= Heinrich Cunow =

German politician and theorist (1862–1936)

Heinrich Cunow (11 April 1862, in Schwerin, Mecklenburg-Schwerin - 20 August 1936) was a German Social Democratic Party politician and prominent Marxist theorist.

Cunow was originally against the First World War in 1914 but he changed his viewpoint. In 1915 he joined Paul Lensch and Konrad Haenisch in the Lensch-Cunow-Haenisch group. Cunow argued that German imperialism was progressive as antiquated methods of production by primitive people was swept aside by modernisation and industrial growth. In this period he denounced the statement by the Social Democratic parliamentary group in defence of a universal right of self-determination for all people. Rather than being a natural right, Cunow defended self-determination for nations with a higher and democratic culture, but opposed it when it provided a subterfuge behind which mere national aggrandisement lay hidden. In this he was opposed by Karl Kautsky.

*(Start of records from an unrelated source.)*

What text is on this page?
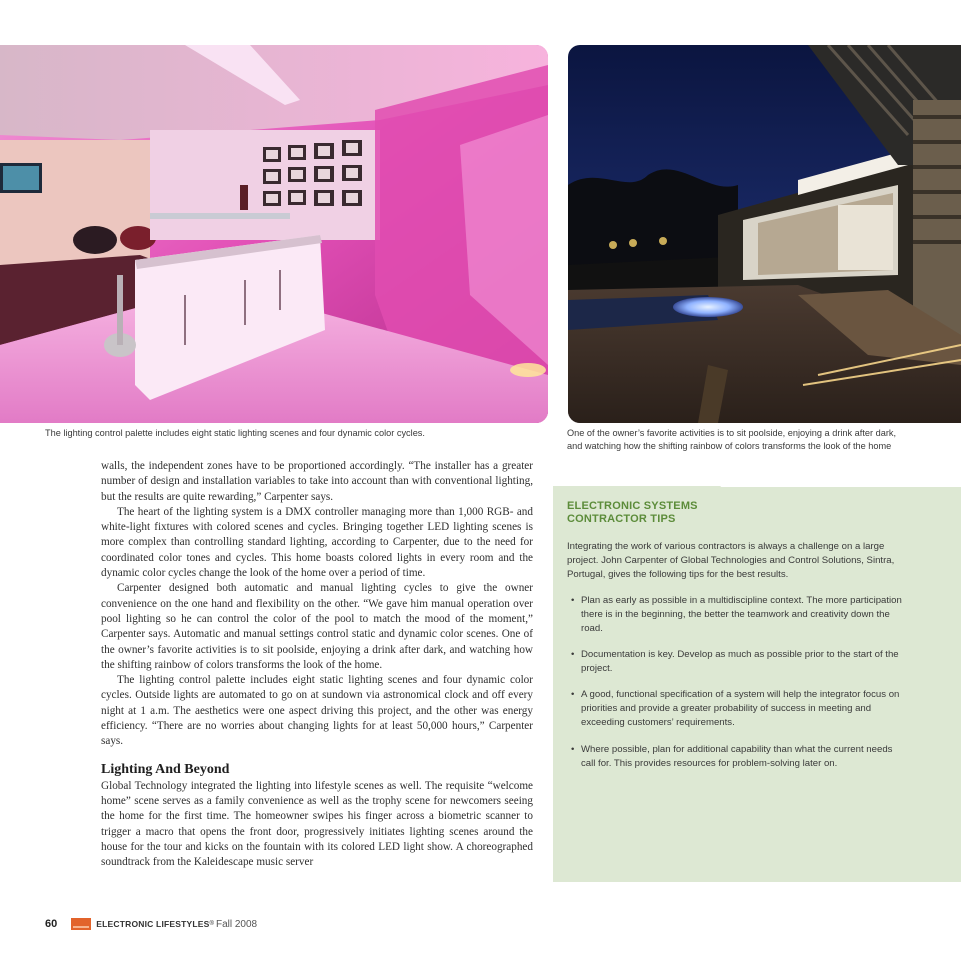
The lighting control palette includes eight static lighting scenes and four dynamic color cycles.	One of the owner’s favorite activities is to sit poolside, enjoying a drink after dark, and watching how the shifting rainbow of colors transforms the look of the home

walls, the independent zones have to be proportioned accordingly. “The installer has a greater number of design and installation variables to take into account than with conventional lighting, but the results are quite rewarding,” Carpenter says.

The heart of the lighting system is a DMX controller managing more than 1,000 RGB- and white-light fixtures with colored scenes and cycles. Bringing together LED lighting scenes is more complex than controlling standard lighting, according to Carpenter, due to the need for coordinated color tones and cycles. This home boasts colored lights in every room and the dynamic color cycles change the look of the home over a period of time.

Carpenter designed both automatic and manual lighting cycles to give the owner convenience on the one hand and flexibility on the other. “We gave him manual operation over pool lighting so he can control the color of the pool to match the mood of the moment,” Carpenter says. Automatic and manual settings control static and dynamic color scenes. One of the owner’s favorite activities is to sit poolside, enjoying a drink after dark, and watching how the shifting rainbow of colors transforms the look of the home.

The lighting control palette includes eight static lighting scenes and four dynamic color cycles. Outside lights are automated to go on at sundown via astronomical clock and off every night at 1 a.m. The aesthetics were one aspect driving this project, and the other was energy efficiency. “There are no worries about changing lights for at least 50,000 hours,” Carpenter says.

Lighting And Beyond

Global Technology integrated the lighting into lifestyle scenes as well. The requisite “welcome home” scene serves as a family convenience as well as the trophy scene for newcomers seeing the home for the first time. The homeowner swipes his finger across a biometric scanner to trigger a macro that opens the front door, progressively initiates lighting scenes around the house for the tour and kicks on the fountain with its colored LED light show. A choreographed soundtrack from the Kaleidescape music server

ELECTRONIC SYSTEMS
CONTRACTOR TIPS
Integrating the work of various contractors is always a challenge on a large project. John Carpenter of Global Technologies and Control Solutions, Sintra, Portugal, gives the following tips for the best results.
• Plan as early as possible in a multidiscipline context. The more participation there is in the beginning, the better the teamwork and creativity down the road.
• Documentation is key. Develop as much as possible prior to the start of the project.
• A good, functional specification of a system will help the integrator focus on priorities and provide a greater probability of success in meeting and exceeding customers’ requirements.
• Where possible, plan for additional capability than what the current needs call for. This provides resources for problem-solving later on.
60	ELECTRONIC LIFESTYLES ® Fall 2008
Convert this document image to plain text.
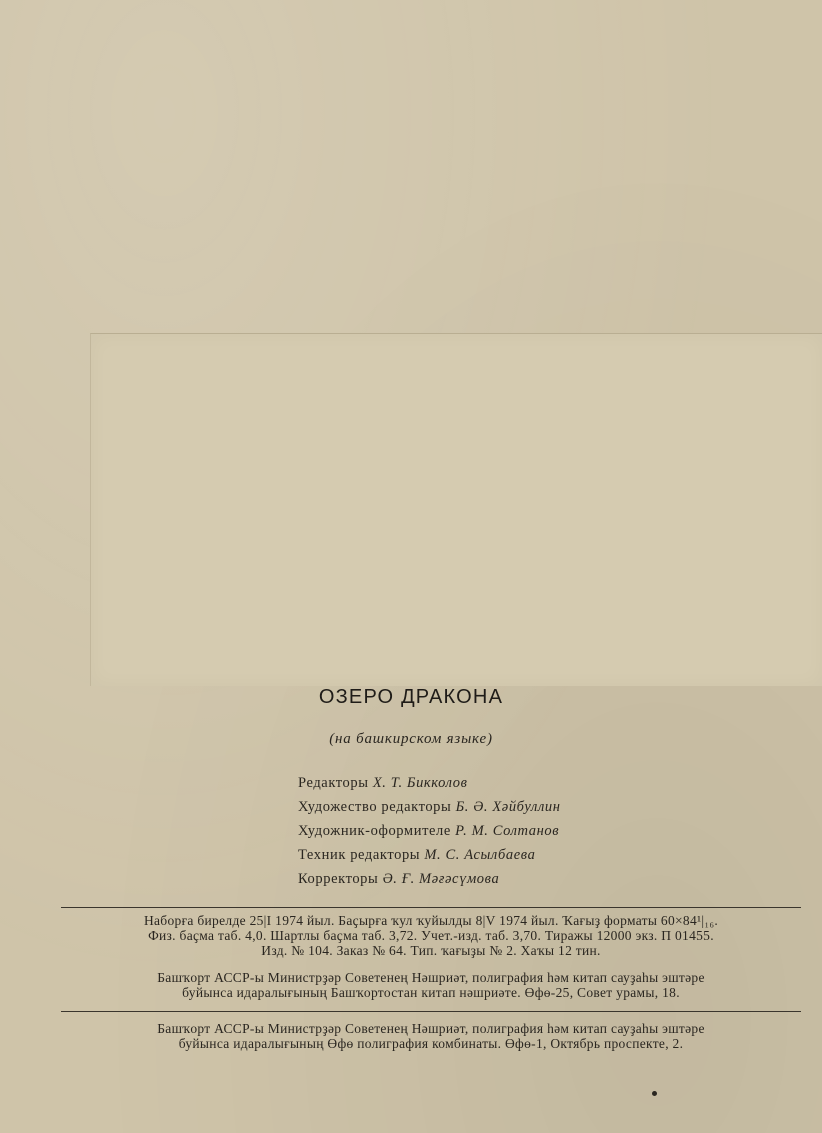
ОЗЕРО ДРАКОНА
(на башкирском языке)
Редакторы Х. Т. Бикколов
Художество редакторы Б. Ә. Хәйбуллин
Художник-оформителе Р. М. Солтанов
Техник редакторы М. С. Асылбаева
Корректоры Ә. Ғ. Мәғәсүмова
Набоpғa бирелде 25|I 1974 йыл. Баҫырға ҡул ҡуйылды 8|V 1974 йыл. Ҡағыҙ форматы 60×84¹|₁₆.
Физ. баҫма таб. 4,0. Шартлы баҫма таб. 3,72. Учет.-изд. таб. 3,70. Тиражы 12000 экз. П 01455.
Изд. № 104. Заказ № 64. Тип. ҡағыҙы № 2. Хаҡы 12 тин.
Башҡорт АССР-ы Министрҙәр Советенең Нәшриәт, полиграфия һәм китап сауҙаһы эштәре
буйынса идаралығының Башҡортостан китап нәшриәте. Өфө-25, Совет урамы, 18.
Башҡорт АССР-ы Министрҙәр Советенең Нәшриәт, полиграфия һәм китап сауҙаһы эштәре
буйынса идаралығының Өфө полиграфия комбинаты. Өфө-1, Октябрь проспекте, 2.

He took over as editor the Social Democratic theoretical journal Die Neue Zeit when Kautsky split to join the Independent Social Democratic Party of Germany (USPD) in 1917 and held the position until 1923 following the merger of the USPD with the Majority Social Democratic Party of Germany. Cunow was appointed in 1919 as an associate professor of social sciences and economic history at the Frederick William University of Berlin.

In 1933, after the Nazi Party came to power, Cunow lost his pension and his writings were publicly burned. On August 20, 1936, he died impoverished and forgotten in Berlin.

== Selected works ==
- Zur Urgeschichte der Ehe und Familie, 1912 - On the prehistory of marriage and family.
- Ursprung der Religion und des Gottesglaubens, 1913 - Origin of religion and the faith of God.
- Die Marxsche Geschichts-, Gesellschafts- und Staatstheorie; Grundzüge der Marxschen Soziologie, 1920/21 - Marxist theory of history, society and the state; principles of Marxist sociology.
- Geschichte und Kultur des Inkareiches; ein Beitrag zur Kulturgeschichte Altamerikas, 1935 - History and culture of the Incan Empire; a contribution to the cultural history of America.